Well, I'm exactly one week to the day away from boarding an airplane bound for the other side of the planet, and I'm already exhausted. The upside of the situation is that I'll be able to kill most of the 18-hour plane ride sleeping. The downside is that I'll also kill most of the rest of my last week here sleeping. Materially, I'm ready to go, literally shopped out (which as most of you know is a considerable feat), but I'm afraid that when the actual day arrives it will find me woefully unprepared both mentally and academically. I keep having dreams that I forget my passport or I get stuck at the airport in Tokyo or I lose my luggage. Of course, whenever I start getting stressed out I just remember my flight to Beijing last year, which I survived with almost all of my limbs more or less intact. This year's flight might be as bad, but there's not much chance of it being any worse. And I've been chanting this like a Hindu mantra.

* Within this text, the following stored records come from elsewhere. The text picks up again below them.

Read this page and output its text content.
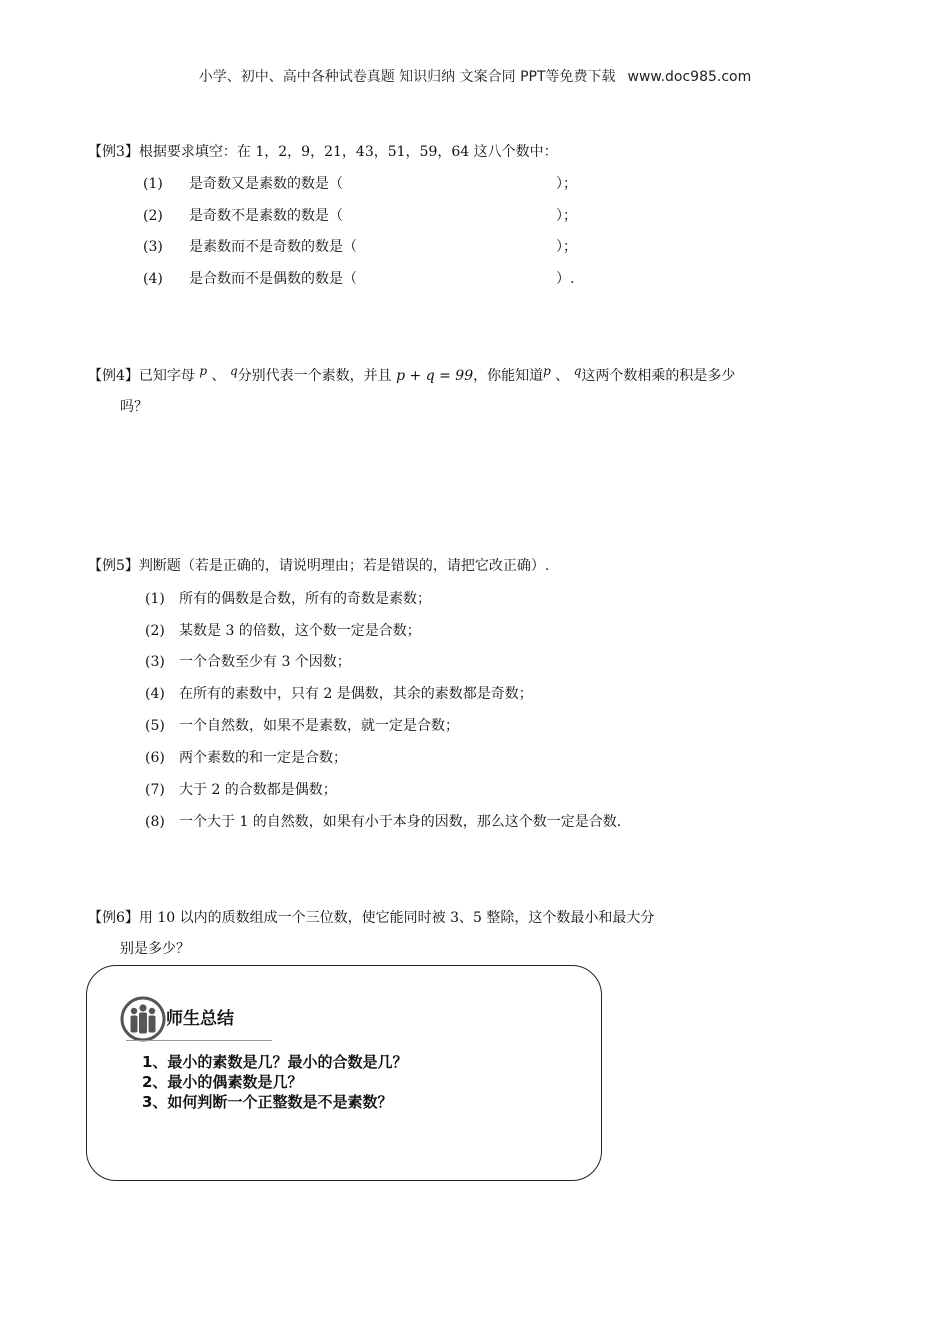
小学、初中、高中各种试卷真题 知识归纳 文案合同 PPT等免费下载 www.doc985.com
【例3】根据要求填空：在 1，2，9，21，43，51，59，64 这八个数中：
(1) 是奇数又是素数的数是（	）；
(2) 是奇数不是素数的数是（	）；
(3) 是素数而不是奇数的数是（	）；
(4) 是合数而不是偶数的数是（	）.
【例4】已知字母 p 、 q分别代表一个素数，并且 p + q = 99，你能知道p 、 q这两个数相乘的积是多少
吗？
【例5】判断题（若是正确的，请说明理由；若是错误的，请把它改正确）.
(1) 所有的偶数是合数，所有的奇数是素数；
(2) 某数是 3 的倍数，这个数一定是合数；
(3) 一个合数至少有 3 个因数；
(4) 在所有的素数中，只有 2 是偶数，其余的素数都是奇数；
(5) 一个自然数，如果不是素数，就一定是合数；
(6) 两个素数的和一定是合数；
(7) 大于 2 的合数都是偶数；
(8) 一个大于 1 的自然数，如果有小于本身的因数，那么这个数一定是合数.
【例6】用 10 以内的质数组成一个三位数，使它能同时被 3、5 整除，这个数最小和最大分
别是多少？
师生总结
1、最小的素数是几？最小的合数是几？
2、最小的偶素数是几？
3、如何判断一个正整数是不是素数？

On a totally unrelated tangent: I was at the mall the other day when I saw an Indian family (Indian Indian, not Native American Indian) walk by me. The dad and mom were in regular American street clothes, but the grandmother with them was dressed in traditional Indian dress. It's not really so unusual a sight around here, but on this particular occasion it struck me - it's weird how random situations will do this, just walk up and hit me upside the head for the fun of it - that you almost never see a young Indian woman in traditional dress. It's always the elder women. I could certainly be showing my cultural ignorance here, but that's neither here nor there. The point is that I wondered how, if I ever have kids, my children's world will be different than the one I see now. Will my daughter ever stand in a mall watching a woman in traditional Indian dress, or will this sort of thing have died out by the time she's 24? Me, I take it for granted. If little Lucy (the pre-determined name of my future hypothetical daughter) sees a woman dressed like this, will she gape and stare because it's such a foreign sight to her? And what other things in the world will have changed? Will China be the new superpower, and will Lucy be forced to take four years of Mandarin in high school (poor kid)? Will they invent lima beans that taste good and chocolate ice cream that makes you lose weight? And how many of the changes will be for the good, and how much of it for the bad?
And of course the most pressing and slightly disturbing question: how much of the change for the good will I personally have inspired, and how much of the change for the worse will I have failed to prevent?